Le Forum des îles du Pacifique (FIP), principale organisation politique et économique, observe ce phénomène « avec inquiétude », analyse Céline Pajon. Il craint que le regain d’intérêt des grandes puissances ne compromette l’approche de non-alignement des États insulaires. « Cette rivalité géostratégique ne trouve que peu d’écho » auprès d’eux. Cela diffère de la méthode du Pacific Way, qui « repose sur le consensus, le respect de la souveraineté et la non-ingérence dans les affaires intérieures ».

Leurs préoccupations sont plus concrètes : le risque d’engloutissement de certains atolls, le pillage des ressources naturelles, les effets de la pollution et du dérèglement climatique, contre lesquels « la lutte doit rester la priorité » pour le SPDMM, estime Céline Pajon. Elle suggère également de faire davantage participer les bâtiments français à la lutte contre la pêche illégale, et d’articuler l’action de l’instance avec les autres mécanismes de sécurité, notamment avec l’accord Franz.

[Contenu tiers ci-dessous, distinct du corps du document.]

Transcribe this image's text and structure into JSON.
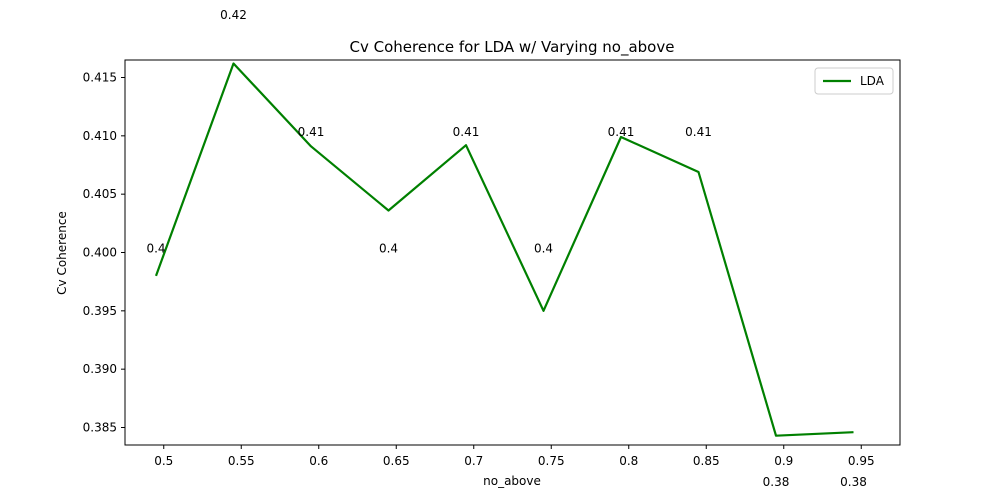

L’avenir du SPDMM dépendra de « sa capacité à maintenir légitimité et efficacité ». Sa position est délicate. À la fois participer à l’axe Indo-Pacifique, et donc (ré)affirmer la place de la France, de l’Australie, de la Nouvelle-Zélande, etc., tout en montrant « son aptitude à rester à distance de la compétition des puissances pour rester focalisé sur les questions de sécurité transversale », souligne Céline Pajon. Ces pays ont bien compris que renforcer la coopération avec les États insulaires permet, in fine, de mieux « résister aux tentatives chinoises de prédation ».